At the center of The Glossolalia is Godot Gargon, an actor engaged in nonstop narration about the practice, performance, and promotion of his role as Insalubre, the lead character in an enigmatic cinema-verite-style film. His agent, director, therapist, and entourage careen around his ambition "to declaim the certain and the unequivocal." Haunted by his estranged brother, he performs his way through present-day Los Angeles, turning his personal life into a film that he speaks into existence.
Stephen Silke holds a graduate degree in creative writing from the University of Southern California, and an MFA from San Diego State University.
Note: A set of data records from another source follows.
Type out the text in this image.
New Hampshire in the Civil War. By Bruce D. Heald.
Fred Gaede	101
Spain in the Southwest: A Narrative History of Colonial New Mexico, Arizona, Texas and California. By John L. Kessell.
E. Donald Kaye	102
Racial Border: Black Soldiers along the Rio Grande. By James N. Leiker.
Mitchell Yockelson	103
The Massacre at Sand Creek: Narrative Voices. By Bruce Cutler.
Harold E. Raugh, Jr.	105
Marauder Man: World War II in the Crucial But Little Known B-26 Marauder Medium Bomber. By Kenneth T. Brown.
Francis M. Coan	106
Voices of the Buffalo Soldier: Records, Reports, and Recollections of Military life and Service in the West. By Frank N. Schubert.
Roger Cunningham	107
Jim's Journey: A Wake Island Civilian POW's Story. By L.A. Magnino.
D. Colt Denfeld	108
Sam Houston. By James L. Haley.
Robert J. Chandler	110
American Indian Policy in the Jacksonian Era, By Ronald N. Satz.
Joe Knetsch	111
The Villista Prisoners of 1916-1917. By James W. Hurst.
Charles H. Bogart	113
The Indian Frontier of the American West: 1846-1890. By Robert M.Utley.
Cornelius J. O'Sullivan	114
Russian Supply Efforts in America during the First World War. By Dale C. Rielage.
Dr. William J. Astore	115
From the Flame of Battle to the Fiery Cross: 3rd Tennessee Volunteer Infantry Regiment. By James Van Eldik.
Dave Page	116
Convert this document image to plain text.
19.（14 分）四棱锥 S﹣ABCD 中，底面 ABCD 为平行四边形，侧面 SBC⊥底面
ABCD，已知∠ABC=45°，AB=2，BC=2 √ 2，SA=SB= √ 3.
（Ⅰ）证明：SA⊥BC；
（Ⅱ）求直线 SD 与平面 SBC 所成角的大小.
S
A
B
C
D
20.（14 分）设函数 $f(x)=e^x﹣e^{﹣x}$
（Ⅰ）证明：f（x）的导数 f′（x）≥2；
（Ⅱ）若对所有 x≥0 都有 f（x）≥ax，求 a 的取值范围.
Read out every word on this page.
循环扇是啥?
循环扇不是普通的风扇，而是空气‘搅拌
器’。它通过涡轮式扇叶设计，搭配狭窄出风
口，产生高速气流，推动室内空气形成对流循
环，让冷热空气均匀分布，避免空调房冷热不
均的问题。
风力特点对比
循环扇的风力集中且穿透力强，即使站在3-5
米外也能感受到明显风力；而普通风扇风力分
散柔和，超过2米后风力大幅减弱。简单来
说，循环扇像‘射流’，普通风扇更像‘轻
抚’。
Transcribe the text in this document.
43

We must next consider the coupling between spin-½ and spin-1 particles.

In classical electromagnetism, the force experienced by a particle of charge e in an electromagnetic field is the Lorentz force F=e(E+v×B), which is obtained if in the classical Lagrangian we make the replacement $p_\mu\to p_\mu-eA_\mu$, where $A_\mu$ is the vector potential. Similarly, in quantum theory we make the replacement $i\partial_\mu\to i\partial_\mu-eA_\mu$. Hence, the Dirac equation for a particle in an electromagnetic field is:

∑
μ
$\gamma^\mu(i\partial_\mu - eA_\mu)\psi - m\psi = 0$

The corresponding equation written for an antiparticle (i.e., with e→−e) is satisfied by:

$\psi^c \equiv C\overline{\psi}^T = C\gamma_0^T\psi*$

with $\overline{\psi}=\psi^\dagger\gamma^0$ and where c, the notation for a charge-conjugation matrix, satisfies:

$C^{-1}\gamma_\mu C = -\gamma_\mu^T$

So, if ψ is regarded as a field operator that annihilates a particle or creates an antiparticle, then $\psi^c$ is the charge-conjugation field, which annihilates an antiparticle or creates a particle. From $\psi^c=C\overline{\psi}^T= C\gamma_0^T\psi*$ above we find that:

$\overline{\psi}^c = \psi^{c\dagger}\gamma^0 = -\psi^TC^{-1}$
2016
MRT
He has worked as a bookseller, writing instructor, and copywriter in San Diego, California, and his stories have been featured in Cosmonauts Avenue, decomP magazinE, Fiction International, Le Scat Noir, pacificREVIEW, and Portland Review. This is his first book.
“The Glossolalia is loaded with brilliant images and wordplay, evoking writers like Beckett, Joyce, Artaud, and Ionesco. While Silke is skilled in creating fictive scenes rich in setting detail and clever dialogue, his ultimate goal is metafictional, and the narrative is repeatedly undercut by absurd yet oddly exact theoretical observations. . . . His first book is accessible and entertaining, playfully scrambling aesthetic conventions while asking important questions about artistic integrity and verbal representation.”
—Stephen-Paul Martin, author of The Ace of Lightning
“Is there a way to catch up with the world racing ahead of us, or has it already turned a corner with us on board but no window seat? Here is a knowing writer refreshing the conversation.”
—Aram Saroyan, author of Artists in Trouble
“What fun to read The Glossolalia, Stephen Silke’s imaginative new novella with its clever dialogue and a cast of colorful characters. . . . Godot Gargon’s many articulation exercises are great fun, too (I practiced saying them out loud, between laughs). But this book has heart at its heart, and it touched mine.”
—Judy Reeves, author of A Writer’s Book of Days
“The Glossolalia reads like a novelization of Wes Anderson’s adaptation of a Kingsley Amis novel. It balances the satirical and the sincere with a skill that’s practiced but not obvious. I love me some Hollywood novels, and Silke doesn’t disappoint. I laughed and sympathized and empathized, but mostly I was entertained—by the characters and by the brisk experimentation of Silke’s writing. Oh, and one more thing: just read the damn thing already.”